China e mundo pós-ocidental flertam com a autocracia
No Ocidente não são inaudíveis as vozes que bradam por menos oxigênio democrático e pela contestação do que se pode chamar de “sociedade aberta”

Marcos Troyjo
Uma das principais características da fase de “desglobalização” que ganhou força em anos recentes é o que poderíamos chamar de “fim do fim da História”.
Na conhecida formulação do cientista político Francis Fukuyama, que escrevia no alvorecer do pós-Guerra Fria que inaugurou período de “globalização profunda”, a economia de mercado e democracia representativa emergiam vitoriosas.
A primeira se mostrava mais eficiente na alocação de recursos e geração de prosperidade se contrastada ao planejamento burocrático que funcionou no espaço de influência do comunismo soviético. A segunda, mais afeita a ideia de “accountability” que supostamente deve parametrizar a relação entre governantes e governados.
Nesse quadro, vale ressaltar que se pode definir o que significa “Ocidente” de várias maneiras. A mais abrangente ─ e minha preferida ─ é a que expressa o conceito com um fórmula matematicamente singela: Ocidente equivale a soma de economia de mercado e de democracia representativa.
Se é assim, então, a visão de mundo “pós-ocidental” ganhou novo reforço no último domingo, quando o Partido Comunista Chinês anunciou sua decisão de não mais restringir o teto de permanência de um indivíduo na condição de presidente do país.
Isso permite a Xi Jinping, ao contrário de seus antecessores nas últimas quatro décadas, evitar o limite de dois mandatos de cinco anos de duração no cargo mais importante da China.
A medida pode ser considerada pós-ocidental de diferentes ângulos. Ainda que mediante mecanismo políticos distintos, a China junta-se a um grupo de países que possibilitam a consolidação de autocracias. Vêm à mente os casos de Vladimir Putin na Rússia, Bashar al-Assad na Síria, Recep Tayyip Erdogan da Turquia ou Nursultan Nazarbayev no Cazaquistão.
Todos esses países têm em comum a noção de que a democracia ocidental é crescentemente disfuncional e confusa.
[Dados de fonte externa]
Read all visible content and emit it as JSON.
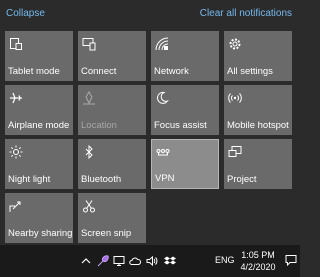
{
  "header": {
    "collapse_label": "Collapse",
    "clear_label": "Clear all notifications"
  },
  "tiles": [
    {
      "label": "Tablet mode",
      "icon": "tablet-mode-icon",
      "state": "normal"
    },
    {
      "label": "Connect",
      "icon": "connect-icon",
      "state": "normal"
    },
    {
      "label": "Network",
      "icon": "network-icon",
      "state": "normal"
    },
    {
      "label": "All settings",
      "icon": "gear-icon",
      "state": "normal"
    },
    {
      "label": "Airplane mode",
      "icon": "airplane-icon",
      "state": "normal"
    },
    {
      "label": "Location",
      "icon": "location-icon",
      "state": "disabled"
    },
    {
      "label": "Focus assist",
      "icon": "moon-icon",
      "state": "normal"
    },
    {
      "label": "Mobile hotspot",
      "icon": "hotspot-icon",
      "state": "normal"
    },
    {
      "label": "Night light",
      "icon": "sun-icon",
      "state": "normal"
    },
    {
      "label": "Bluetooth",
      "icon": "bluetooth-icon",
      "state": "normal"
    },
    {
      "label": "VPN",
      "icon": "vpn-icon",
      "state": "active"
    },
    {
      "label": "Project",
      "icon": "project-icon",
      "state": "normal"
    },
    {
      "label": "Nearby sharing",
      "icon": "nearby-sharing-icon",
      "state": "normal"
    },
    {
      "label": "Screen snip",
      "icon": "screen-snip-icon",
      "state": "normal"
    }
  ],
  "taskbar": {
    "language": "ENG",
    "time": "1:05 PM",
    "date": "4/2/2020",
    "tray_icons": [
      "chevron-up-icon",
      "feather-icon",
      "monitor-icon",
      "cloud-icon",
      "speaker-icon",
      "dropbox-icon"
    ]
  },
  "colors": {
    "accent_link": "#76b9ed",
    "tile_bg": "#6a6a6a",
    "tile_active_bg": "#8c8c8c",
    "panel_bg": "#2b2b2b",
    "taskbar_bg": "#1a1a1a"
  }
}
Esse sentimento é particularmente presente na China, onde diferentes atores sociais ─ nos negócios ou nas Forças Armadas, na política ou na academia ─ parecem abominar o que consideram a ineficiência caótica da democracia.
Na China, a recente decisão parece tão mais acertada num contexto global de marcada ascensão do país ─ política e militar, é claro, mas sobretudo econômica. Arremetida que permite a China ocupar espaço cada vez mais central no desenho de uma família de instituições e projetos que não tem que ver com a ordem estabelecida no pós-Segunda Guerra Mundial, da qual os EUA foram os grandes arquitetos.
O argumento agora é de que Xi Jinping precisa de ainda mais poder e estabilidade para continuar a promover reformas. Há algum tempo observadores ocidentais otimistas acreditavam que isso significaria liberalização política no país ─ e de que a “a China ficaria mais parecida com o mundo”.
Bem ao contrário, são inúmeros os países em desenvolvimento que admiram, emulam ─ ou gostariam de emular ─ a oligarquia chinesa. E mesmo no Ocidente não são inaudíveis as vozes que bradam por menos oxigênio democrático e pela contestação do que se pode chamar de “sociedade aberta”. Nessa etapa pós-ocidental das relações internacionais, a tentação autocrática é grande. Tendo o que acontece em Pequim como referência, o risco é de que “o mundo fique mais parecido com a China”.